Alpha blockers. If you’re having difficulty urinating, your doctor may prescribe an alpha blocker — an oral medication that helps relax the bladder neck and the muscle fibers where your prostate joins your bladder. This may help you urinate more easily and empty your bladder more completely.
Pain relievers. Sometimes an over-the-counter pain reliever, such as aspirin or ibuprofen (Motrin, Advil, others), can make you more comfortable. Keep in mind, however, that taking too much of any of these medications can cause serious side effects including abdominal pain, intestinal bleeding or ulcers.
Muscle relaxants. Spasms of the pelvic muscles can accompany prostatitis. A combination of a muscle relaxant medication and other medications used to treat prostatitis may be helpful.
Physical therapy
Special exercises and relaxation techniques can improve symptoms of prostatitis in some men, perhaps because tight or irritated muscles can contribute to the condition. Common techniques include:
Exercise. Stretching and relaxing the lower pelvic muscles — sometimes with the addition of heat to make the muscles more limber — may help relieve your symptoms. A physical therapist can show you which exercises will benefit you the most and how to perform them. You can then do the exercises yourself at home.
Biofeedback. This technique teaches you how to control certain body responses, including relaxing your muscles. During a biofeedback session, a trained therapist applies electrodes and other sensors to various parts of your body. The electrodes are attached to a monitor that displays your heart rate, blood pressure and degree of muscle tension. You’ll see changes on the monitor and learn to control these changes on your own.

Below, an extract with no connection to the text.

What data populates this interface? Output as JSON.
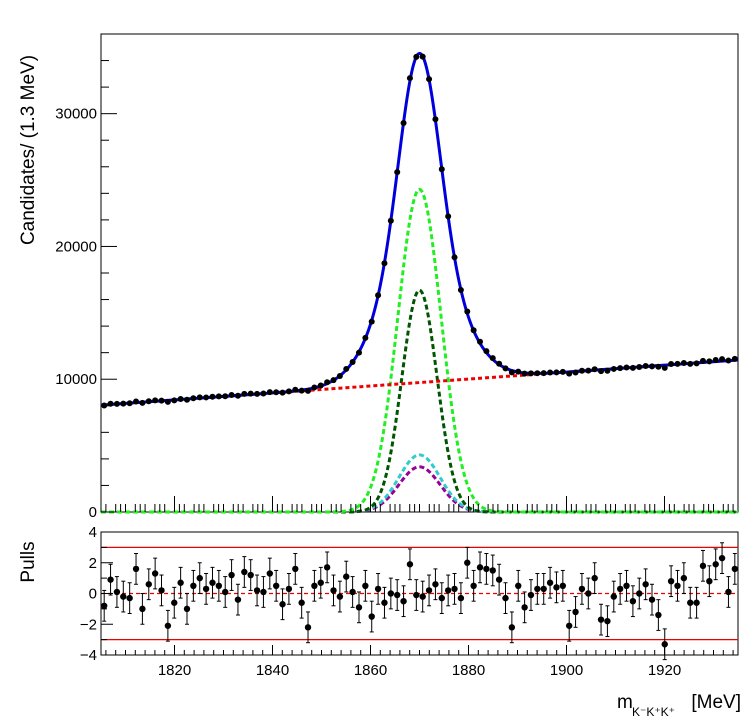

Sitz baths. Named from the German word “sitzen,” which means “to sit,” this type of bath simply involves soaking the lower half of your body in a tub of warm water. Warm baths can relieve pain and relax the lower abdominal muscles. Few treatments are easier or as relaxing.
Prostate massage. Some men have found that having their prostate massaged helps relieve congestion by unplugging the small ducts blocked by inflammation. The massage is performed using a gloved finger, similar to what is done during a digital rectal exam. This procedure is used less commonly today than it once was.
Surgical procedures
Surgical removal of the infected part of the prostate is an option in a few severe cases when other treatments don’t work. The chances of responding to a major surgical procedure for any type of prostatitis are quite low. For this reason most doctors are very hesitant to perform surgery for these conditions and generally discourage surgery even as a last resort.
Other treatments
Finasteride (Proscar), a drug that lowers hormone levels in the prostate, and microwave thermotherapy (heat therapy) have been used successfully in a few men with prostatitis, but there’s little long-term experience with these treatments.

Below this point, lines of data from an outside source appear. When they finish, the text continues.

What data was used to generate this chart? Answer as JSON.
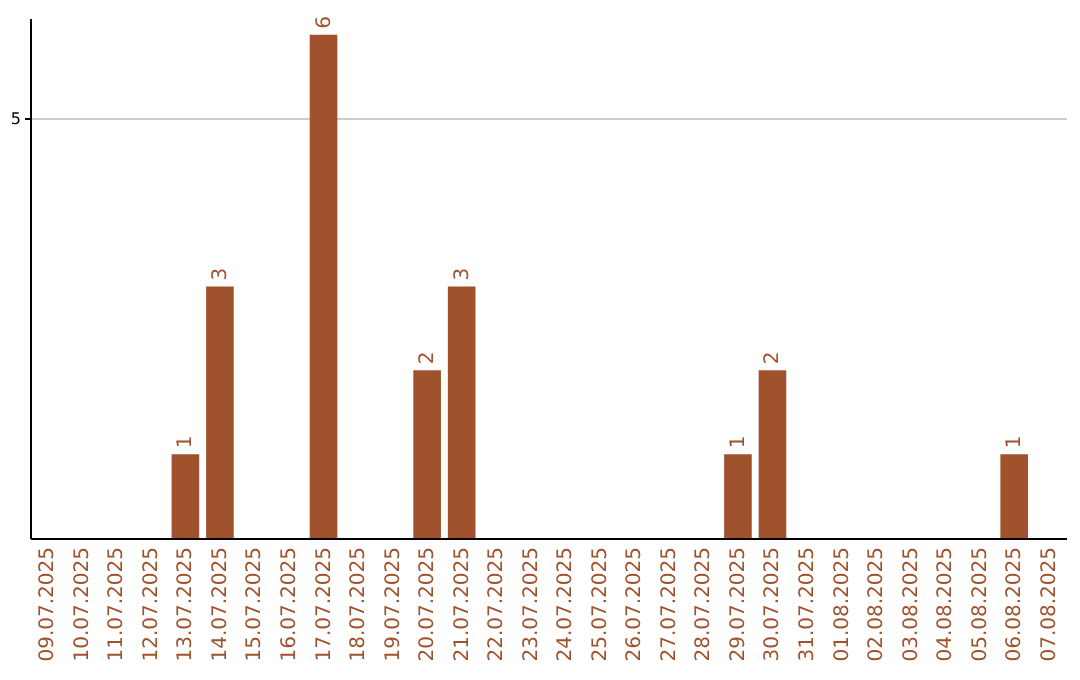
{
  "chart_data": {
    "type": "bar",
    "categories": [
      "09.07.2025",
      "10.07.2025",
      "11.07.2025",
      "12.07.2025",
      "13.07.2025",
      "14.07.2025",
      "15.07.2025",
      "16.07.2025",
      "17.07.2025",
      "18.07.2025",
      "19.07.2025",
      "20.07.2025",
      "21.07.2025",
      "22.07.2025",
      "23.07.2025",
      "24.07.2025",
      "25.07.2025",
      "26.07.2025",
      "27.07.2025",
      "28.07.2025",
      "29.07.2025",
      "30.07.2025",
      "31.07.2025",
      "01.08.2025",
      "02.08.2025",
      "03.08.2025",
      "04.08.2025",
      "05.08.2025",
      "06.08.2025",
      "07.08.2025"
    ],
    "values": [
      0,
      0,
      0,
      0,
      1,
      3,
      0,
      0,
      6,
      0,
      0,
      2,
      3,
      0,
      0,
      0,
      0,
      0,
      0,
      0,
      1,
      2,
      0,
      0,
      0,
      0,
      0,
      0,
      1,
      0
    ],
    "value_labels": [
      null,
      null,
      null,
      null,
      "1",
      "3",
      null,
      null,
      "6",
      null,
      null,
      "2",
      "3",
      null,
      null,
      null,
      null,
      null,
      null,
      null,
      "1",
      "2",
      null,
      null,
      null,
      null,
      null,
      null,
      "1",
      null
    ],
    "color": "#a0522d",
    "ylim": [
      0,
      6.2
    ],
    "yticks": [
      5
    ],
    "grid": "y"
  }
}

Lifestyle and home remedies
Because traditional treatments aren’t always effective for prostatitis, many men experiment with various lifestyle changes to control their symptoms. Although no scientific evidence proves these practices are beneficial, you may want to try one or more of the following suggestions:
Drink plenty of water.
Limit or avoid alcohol, caffeine and spicy foods.
Urinate at regular intervals.
Have regular sexual activity.
If you’re a cyclist, use a “split” bicycle seat, which reduces the pressure on your prostate.
Men with category 3 prostatitis can learn to live with the disease by limiting the things that make their symptoms worse and emphasizing the things that make them feel better.
Alternative medicine
Although how they work is poorly understood, some natural remedies — including saw palmetto preparations, zinc supplements and quercetin — have helped some men manage the symptoms of prostatitis.